Governo Regional diz que proposta dos parceiros sociais viola equilíbrio orçamental

Governo Regional diz que proposta dos parceiros sociais viola equilíbrio orçamental

 

Lusa/AO online   Regional   20 de Nov de 2017, 18:11

A proposta de redução de impostos da Câmara de Comércio e Indústria, Federação Agrícola e UGT/Açores viola o limite estabelecido do equilíbrio orçamental, anunciou hoje o Governo Regional, do PS, em nota de imprensa.


“A única proposta objetiva de compensação da perda de receita fiscal apresentada pelos representantes dos parceiros sociais foi a do aumento do endividamento da região, o que, além de violar o princípio do equilíbrio orçamental, não tem enquadramento na Lei do Orçamento de Estado e não foi obviamente aceite pelo Governo”, afirma o diretor regional do Orçamento e Tesouro, José António Gomes, citado numa nota de imprensa.

Em fevereiro deste ano, aquelas três entidades defenderam uma baixa de impostos nos Açores, com um impacto orçamental estimado de 40 milhões de euros, algo que reconheciam ser complexo, mas possível.

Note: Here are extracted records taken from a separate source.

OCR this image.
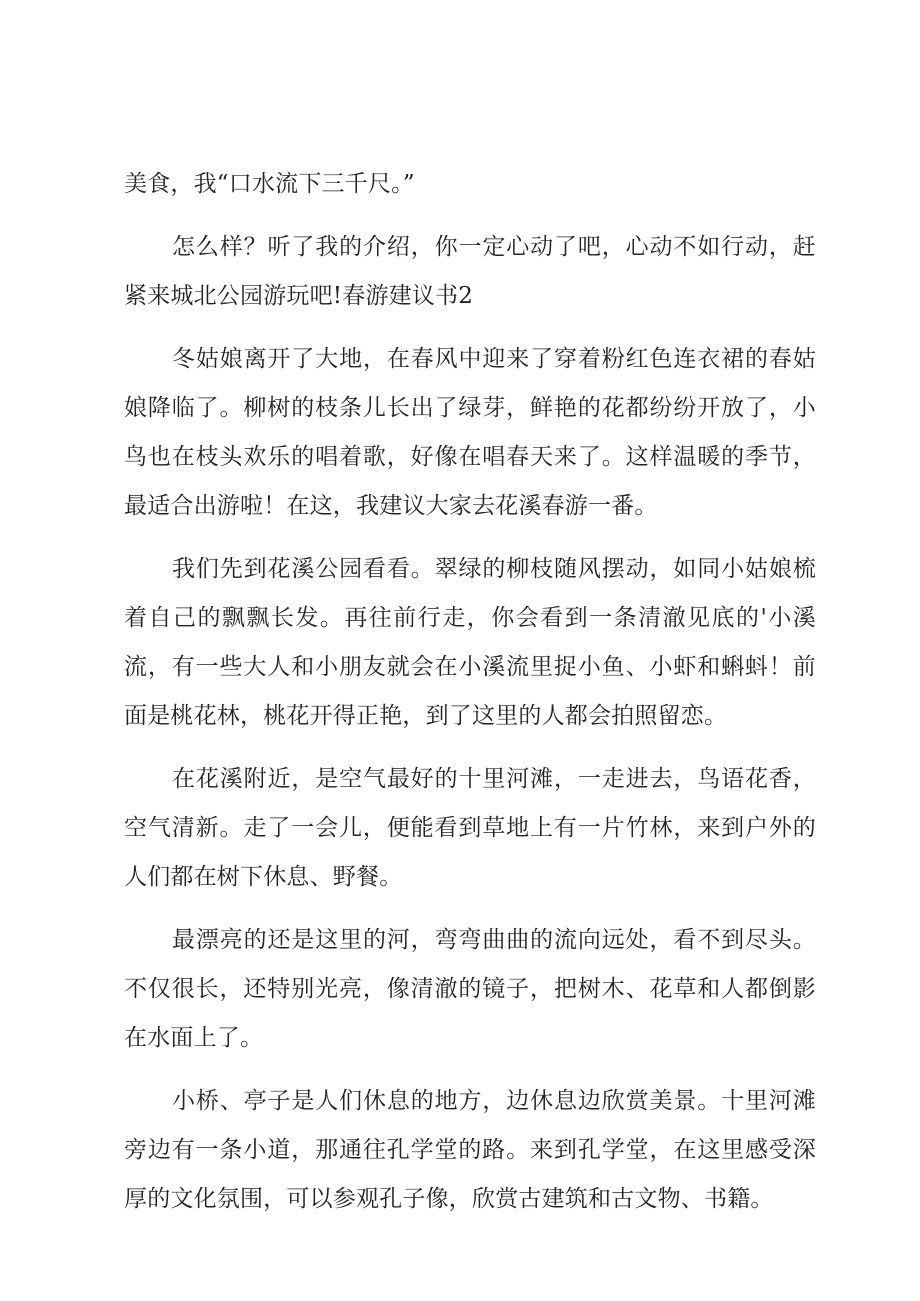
美食，我“口水流下三千尺。”

怎么样？听了我的介绍，你一定心动了吧，心动不如行动，赶紧来城北公园游玩吧!春游建议书2

冬姑娘离开了大地，在春风中迎来了穿着粉红色连衣裙的春姑娘降临了。柳树的枝条儿长出了绿芽，鲜艳的花都纷纷开放了，小鸟也在枝头欢乐的唱着歌，好像在唱春天来了。这样温暖的季节，最适合出游啦！在这，我建议大家去花溪春游一番。

我们先到花溪公园看看。翠绿的柳枝随风摆动，如同小姑娘梳着自己的飘飘长发。再往前行走，你会看到一条清澈见底的'小溪流，有一些大人和小朋友就会在小溪流里捉小鱼、小虾和蝌蚪！前面是桃花林，桃花开得正艳，到了这里的人都会拍照留恋。

在花溪附近，是空气最好的十里河滩，一走进去，鸟语花香，空气清新。走了一会儿，便能看到草地上有一片竹林，来到户外的人们都在树下休息、野餐。

最漂亮的还是这里的河，弯弯曲曲的流向远处，看不到尽头。不仅很长，还特别光亮，像清澈的镜子，把树木、花草和人都倒影在水面上了。

小桥、亭子是人们休息的地方，边休息边欣赏美景。十里河滩旁边有一条小道，那通往孔学堂的路。来到孔学堂，在这里感受深厚的文化氛围，可以参观孔子像，欣赏古建筑和古文物、书籍。
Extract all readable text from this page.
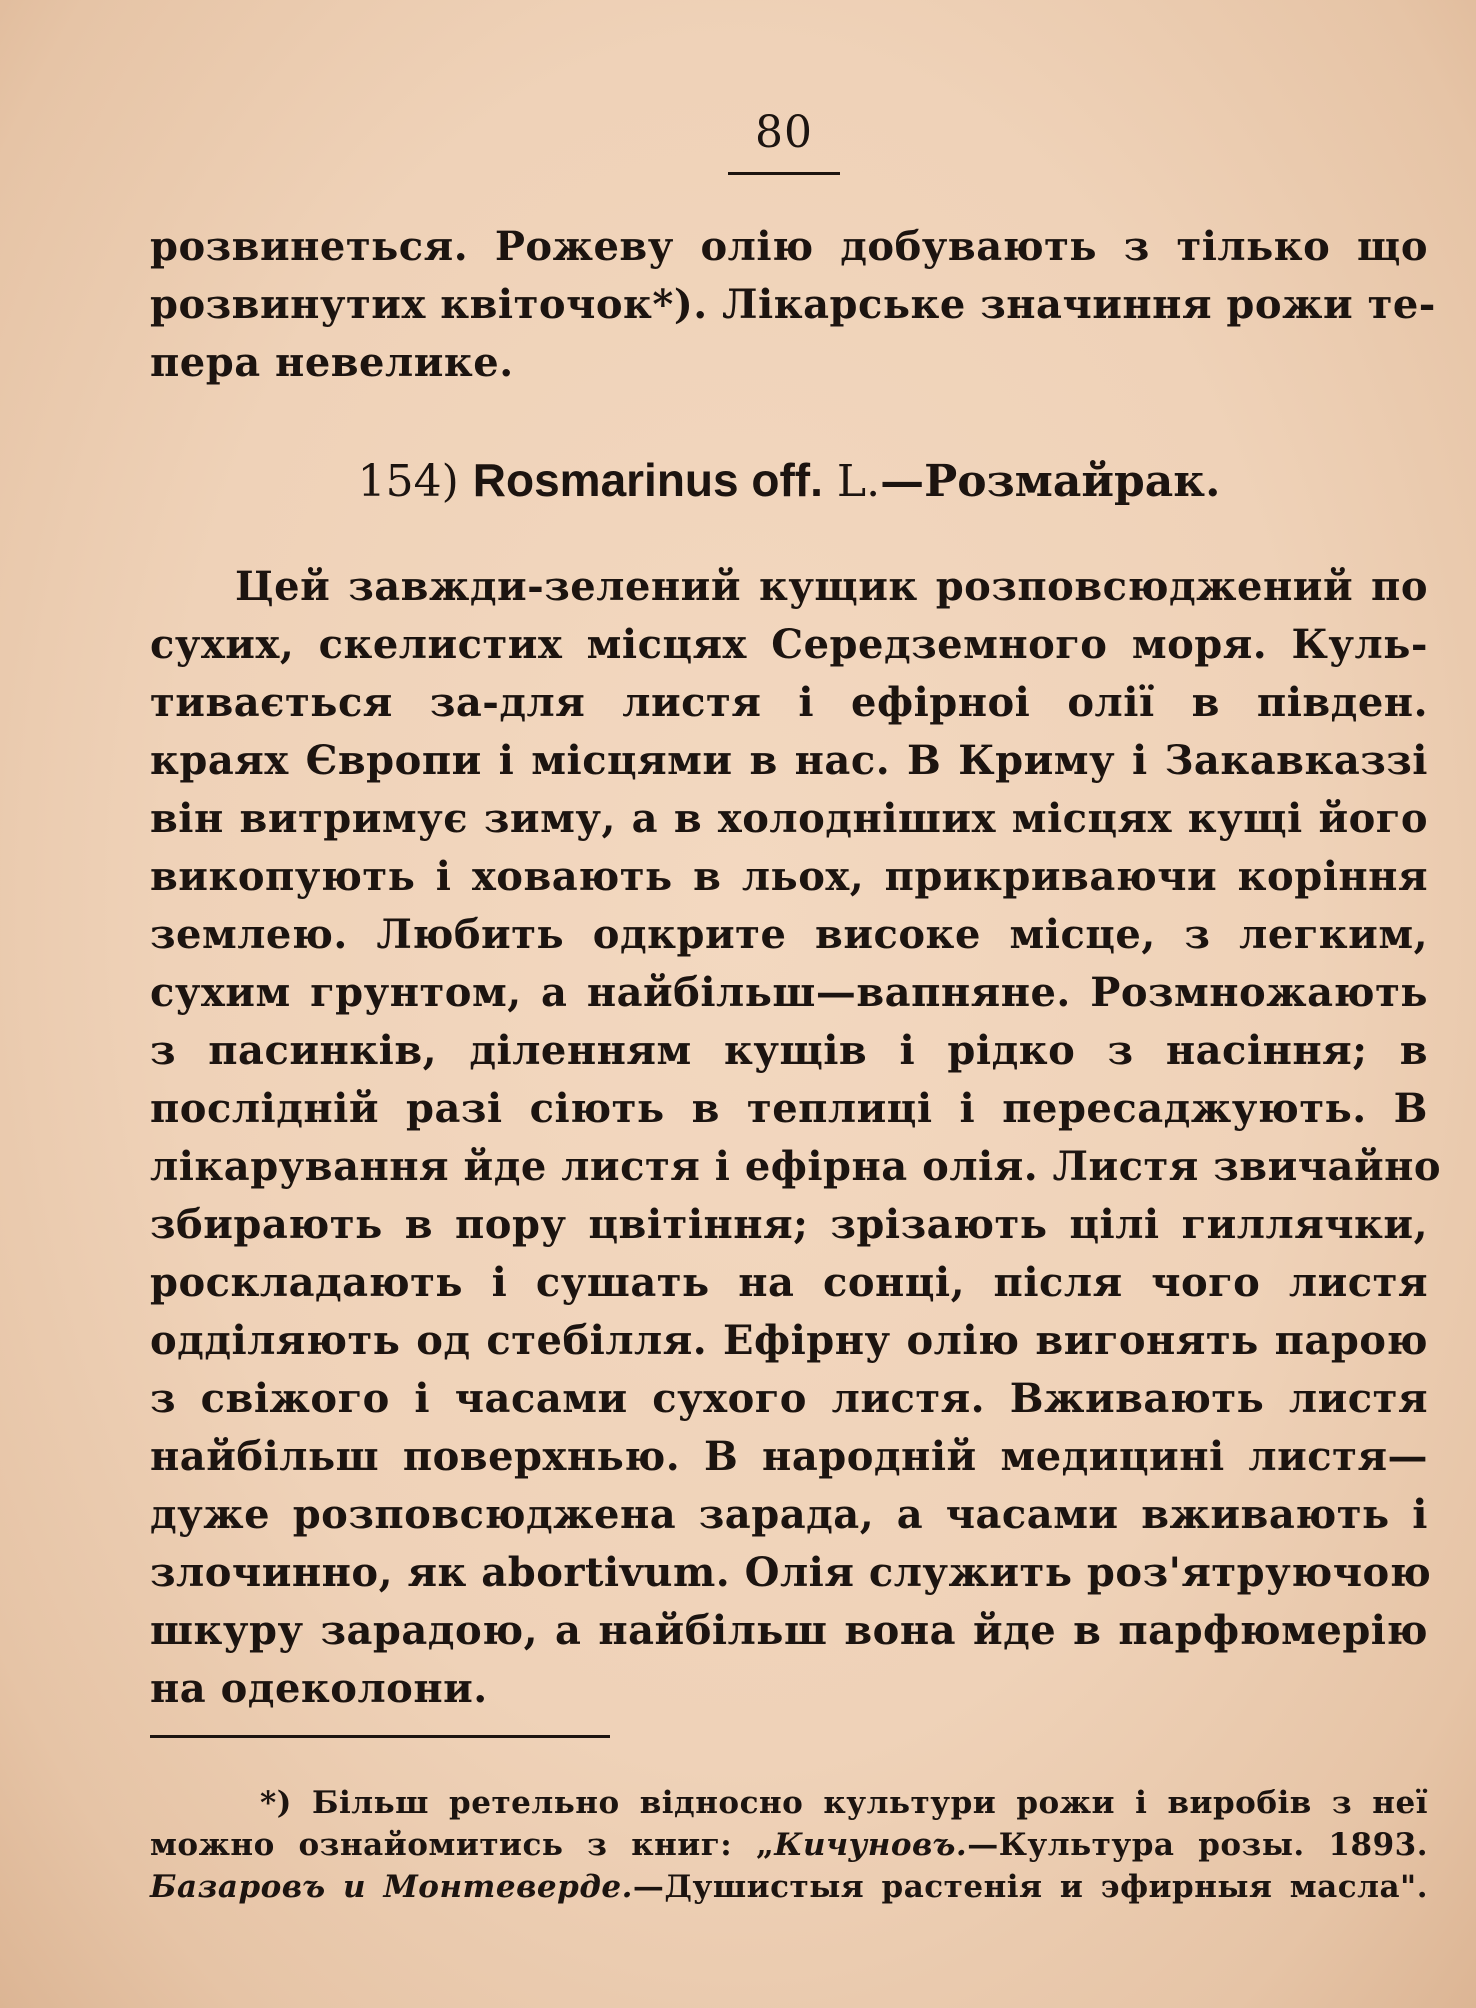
80
розвинеться. Рожеву олію добувають з тілько що
розвинутих квіточок*). Лікарське значиння рожи те-
пера невелике.
154) Rosmarinus off. L.—Розмайрак.
Цей завжди-зелений кущик розповсюджений по
сухих, скелистих місцях Середземного моря. Куль-
тивається за-для листя і ефірноі олії в півден.
краях Європи і місцями в нас. В Криму і Закавказзі
він витримує зиму, а в холодніших місцях кущі його
викопують і ховають в льох, прикриваючи коріння
землею. Любить одкрите високе місце, з легким,
сухим грунтом, а найбільш—вапняне. Розмножають
з пасинків, діленням кущів і рідко з насіння; в
послідній разі сіють в теплиці і пересаджують. В
лікарування йде листя і ефірна олія. Листя звичайно
збирають в пору цвітіння; зрізають цілі гиллячки,
роскладають і сушать на сонці, після чого листя
одділяють од стебілля. Ефірну олію вигонять парою
з свіжого і часами сухого листя. Вживають листя
найбільш поверхнью. В народній медицині листя—
дуже розповсюджена зарада, а часами вживають і
злочинно, як abortivum. Олія служить роз'ятруючою
шкуру зарадою, а найбільш вона йде в парфюмерію
на одеколони.
*) Більш ретельно відносно культури рожи і виробів з неї
можно ознайомитись з книг: „Кичуновъ.—Культура розы. 1893.
Базаровъ и Монтеверде.—Душистыя растенія и эфирныя масла".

Na sexta-feira, Mário Fortuna, representante da Câmara de Comércio e Indústria dos Açores, referiu que a resposta chegou através da proposta de Orçamento regional e “provocou uma enorme surpresa e desilusão”, considerando que o que era um “processo de negociação e diálogo” não passou de “uma encenação política”.

Na mesma nota hoje distribuída, o diretor regional do Orçamento e Tesouro esclarece que para “assegurar uma quantificação rigorosa e independente do impacto das propostas” dos parceiros foi pedida a uma consultora internacional a sua análise.

Segundo José António Gomes, a consultora estimou o impacto orçamental do pacote fiscal proposto pelas três entidades em “cerca de 50 milhões de euros e, com o IVA do Orçamento de Estado para 2018, a estimativa passa para 52 milhões de euros, e não de 40 milhões de euros”.

“Não obstante esta realidade apresentada no âmbito do grupo de trabalho com esses parceiros sociais, e o facto de se registar mais uma descida significativa no imposto sobre o rendimento do trabalho (IRS), o Governo dos Açores manteve a disponibilidade para analisar propostas que assegurassem mais uma redução fiscal, desde que, como foi assumido desde o início do processo, garantissem o equilíbrio orçamental através de propostas concretas e objetivas de redução de despesas”, assegurou.

Porém, segundo este responsável, ficou claro que “os representantes dos parceiros sociais assumiam apenas as propostas de alteração fiscal, as quais implicavam uma perda significativa de receita orçamental, mas não apresentaram com a mesma objetividade propostas, designadamente ao nível das despesas, na indicação das ações que deveriam ser utilizadas para se reduzir a despesa pública”.

O diretor regional acrescenta que “não corresponde à verdade dizer-se que o processo de negociação e de diálogo não passou de uma encenação política, ainda mais porque a proposta de Orçamento Regional para 2018 incorpora uma redução de receita do IRS que beneficiará os contribuintes da região”.